From: Jason A. Donenfeld
Date: Fri Jun 07 2024 - 11:28:08 EST


On Thu, May 30, 2024 at 08:38:16PM -0700, Eric Biggers wrote:
> On Tue, May 28, 2024 at 02:19:54PM +0200, Jason A. Donenfeld wrote:
> > diff --git a/arch/x86/entry/vdso/vgetrandom-chacha.S b/arch/x86/entry/vdso/vgetrandom-chacha.S
> > new file mode 100644
> > index 000000000000..d79e2bd97598
> > --- /dev/null
> > +++ b/arch/x86/entry/vdso/vgetrandom-chacha.S
> > @@ -0,0 +1,178 @@
> > +// SPDX-License-Identifier: GPL-2.0
> > +/*
> > + * Copyright (C) 2022 Jason A. Donenfeld <Jason@xxxxxxxxx>. All Rights Reserved.
> > + */
> > +
> > +#include <linux/linkage.h>
> > +#include <asm/frame.h>
> > +
> > +.section .rodata, "a"
> > +.align 16
> > +CONSTANTS: .octa 0x6b20657479622d323320646e61707865
> > +.text
> > +
> > +/*
> > + * Very basic SSE2 implementation of ChaCha20. Produces a given positive number
> > + * of blocks of output with a nonce of 0, taking an input key and 8-byte
> > + * counter. Importantly does not spill to the stack.

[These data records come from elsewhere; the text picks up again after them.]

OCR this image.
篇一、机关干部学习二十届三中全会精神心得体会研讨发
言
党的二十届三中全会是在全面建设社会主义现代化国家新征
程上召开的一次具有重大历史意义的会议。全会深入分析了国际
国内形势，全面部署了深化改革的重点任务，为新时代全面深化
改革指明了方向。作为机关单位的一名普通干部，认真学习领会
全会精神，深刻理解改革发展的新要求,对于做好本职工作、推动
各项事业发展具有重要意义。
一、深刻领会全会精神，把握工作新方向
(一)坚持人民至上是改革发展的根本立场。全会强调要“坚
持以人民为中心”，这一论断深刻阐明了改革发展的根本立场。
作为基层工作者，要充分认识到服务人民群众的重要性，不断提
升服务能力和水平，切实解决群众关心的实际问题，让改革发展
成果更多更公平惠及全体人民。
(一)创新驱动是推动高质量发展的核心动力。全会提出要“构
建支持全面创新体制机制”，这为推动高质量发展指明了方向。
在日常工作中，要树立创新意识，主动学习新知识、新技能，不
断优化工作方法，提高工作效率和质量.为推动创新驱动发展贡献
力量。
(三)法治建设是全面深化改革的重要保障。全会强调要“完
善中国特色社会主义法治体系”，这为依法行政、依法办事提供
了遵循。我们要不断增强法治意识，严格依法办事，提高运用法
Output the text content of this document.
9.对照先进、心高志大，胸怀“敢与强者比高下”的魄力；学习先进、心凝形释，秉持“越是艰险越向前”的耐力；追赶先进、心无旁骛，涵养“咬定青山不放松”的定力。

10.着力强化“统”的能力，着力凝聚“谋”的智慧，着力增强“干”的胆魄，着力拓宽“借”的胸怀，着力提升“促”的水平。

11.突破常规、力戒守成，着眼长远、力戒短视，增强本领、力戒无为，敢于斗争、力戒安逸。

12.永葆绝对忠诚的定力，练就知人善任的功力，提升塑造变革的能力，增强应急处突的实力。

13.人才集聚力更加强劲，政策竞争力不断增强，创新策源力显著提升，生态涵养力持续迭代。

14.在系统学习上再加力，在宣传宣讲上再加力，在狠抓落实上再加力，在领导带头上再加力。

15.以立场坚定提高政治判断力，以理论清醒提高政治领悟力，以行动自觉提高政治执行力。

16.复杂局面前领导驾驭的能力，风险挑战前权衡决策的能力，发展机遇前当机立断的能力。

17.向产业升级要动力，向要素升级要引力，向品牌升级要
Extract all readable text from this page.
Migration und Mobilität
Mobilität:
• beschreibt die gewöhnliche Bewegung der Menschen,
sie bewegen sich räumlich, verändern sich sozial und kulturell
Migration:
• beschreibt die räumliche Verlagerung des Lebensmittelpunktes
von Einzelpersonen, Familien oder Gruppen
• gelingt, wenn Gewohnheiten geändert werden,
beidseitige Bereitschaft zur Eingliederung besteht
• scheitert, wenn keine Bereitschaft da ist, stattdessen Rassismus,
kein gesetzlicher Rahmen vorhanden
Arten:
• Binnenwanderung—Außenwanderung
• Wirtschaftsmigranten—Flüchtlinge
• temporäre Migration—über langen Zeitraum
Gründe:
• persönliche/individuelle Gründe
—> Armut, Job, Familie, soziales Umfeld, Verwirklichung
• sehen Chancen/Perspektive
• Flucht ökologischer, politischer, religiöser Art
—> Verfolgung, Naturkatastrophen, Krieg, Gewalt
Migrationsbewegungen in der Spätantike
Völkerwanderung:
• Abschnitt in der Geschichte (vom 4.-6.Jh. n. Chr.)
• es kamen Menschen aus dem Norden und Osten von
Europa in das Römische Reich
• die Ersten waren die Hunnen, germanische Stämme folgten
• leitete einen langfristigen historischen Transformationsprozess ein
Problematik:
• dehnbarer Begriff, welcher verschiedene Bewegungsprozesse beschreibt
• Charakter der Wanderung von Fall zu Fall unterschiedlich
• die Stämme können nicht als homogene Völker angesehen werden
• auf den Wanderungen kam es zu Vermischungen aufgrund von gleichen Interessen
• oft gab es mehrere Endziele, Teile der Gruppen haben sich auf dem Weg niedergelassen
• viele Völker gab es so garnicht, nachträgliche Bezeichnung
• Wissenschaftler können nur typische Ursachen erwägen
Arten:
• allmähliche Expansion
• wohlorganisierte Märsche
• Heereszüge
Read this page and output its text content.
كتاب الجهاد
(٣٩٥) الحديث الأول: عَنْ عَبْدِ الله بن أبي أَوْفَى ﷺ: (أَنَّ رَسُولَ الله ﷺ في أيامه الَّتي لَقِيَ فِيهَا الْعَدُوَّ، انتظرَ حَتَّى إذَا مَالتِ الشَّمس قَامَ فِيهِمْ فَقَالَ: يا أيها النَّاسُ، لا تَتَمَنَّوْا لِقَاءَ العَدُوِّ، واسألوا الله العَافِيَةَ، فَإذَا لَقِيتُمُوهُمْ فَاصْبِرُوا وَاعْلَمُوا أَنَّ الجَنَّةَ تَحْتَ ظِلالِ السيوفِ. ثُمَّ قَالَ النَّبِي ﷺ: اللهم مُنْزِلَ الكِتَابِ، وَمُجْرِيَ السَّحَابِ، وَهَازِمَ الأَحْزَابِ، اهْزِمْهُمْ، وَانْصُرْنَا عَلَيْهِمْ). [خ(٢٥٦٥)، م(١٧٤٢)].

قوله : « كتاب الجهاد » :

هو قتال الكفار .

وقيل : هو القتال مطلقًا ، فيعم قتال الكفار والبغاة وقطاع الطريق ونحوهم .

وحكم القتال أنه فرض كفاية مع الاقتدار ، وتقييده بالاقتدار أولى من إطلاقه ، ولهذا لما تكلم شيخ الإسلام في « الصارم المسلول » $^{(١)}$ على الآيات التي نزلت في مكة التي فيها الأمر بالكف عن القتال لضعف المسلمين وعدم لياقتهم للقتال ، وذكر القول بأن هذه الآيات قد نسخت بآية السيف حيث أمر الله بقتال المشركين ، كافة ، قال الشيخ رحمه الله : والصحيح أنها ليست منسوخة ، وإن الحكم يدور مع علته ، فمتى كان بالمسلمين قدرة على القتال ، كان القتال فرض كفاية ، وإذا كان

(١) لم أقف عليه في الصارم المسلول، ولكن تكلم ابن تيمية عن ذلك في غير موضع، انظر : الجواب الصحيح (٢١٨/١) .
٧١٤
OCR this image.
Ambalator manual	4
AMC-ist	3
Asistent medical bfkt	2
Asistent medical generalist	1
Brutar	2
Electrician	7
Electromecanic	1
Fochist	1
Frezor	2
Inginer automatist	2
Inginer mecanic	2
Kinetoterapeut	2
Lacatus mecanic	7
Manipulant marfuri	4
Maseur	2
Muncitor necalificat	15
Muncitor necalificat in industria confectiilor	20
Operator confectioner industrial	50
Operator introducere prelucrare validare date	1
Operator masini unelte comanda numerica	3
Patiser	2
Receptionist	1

Its arguments are:
> > + *
> > + * rdi: output bytes
> > + * rsi: 32-byte key input
> > + * rdx: 8-byte counter input/output
> > + * rcx: number of 64-byte blocks to write to output
> > + */
> > +SYM_FUNC_START(__arch_chacha20_blocks_nostack)
> > +
> > +.set output, %rdi
> > +.set key, %rsi
> > +.set counter, %rdx
> > +.set nblocks, %rcx
> > +.set i, %al
> > +/* xmm registers are *not* callee-save. */
> > +.set state0, %xmm0
> > +.set state1, %xmm1
> > +.set state2, %xmm2
> > +.set state3, %xmm3
> > +.set copy0, %xmm4
> > +.set copy1, %xmm5
> > +.set copy2, %xmm6
> > +.set copy3, %xmm7
> > +.set temp, %xmm8
> > +.set one, %xmm9
>
> An "interesting" x86_64 quirk: in SSE instructions, registers xmm0-xmm7 take
> fewer bytes to encode than xmm8-xmm15.
>
> Since 'temp' is used frequently, moving it into the lower range (and moving one
> of the 'copy' registers, which isn't used as frequently, into the higher range)
> decreases the code size of __arch_chacha20_blocks_nostack() by 5%.

That's a nice trick. Thank you very much for it.

Jason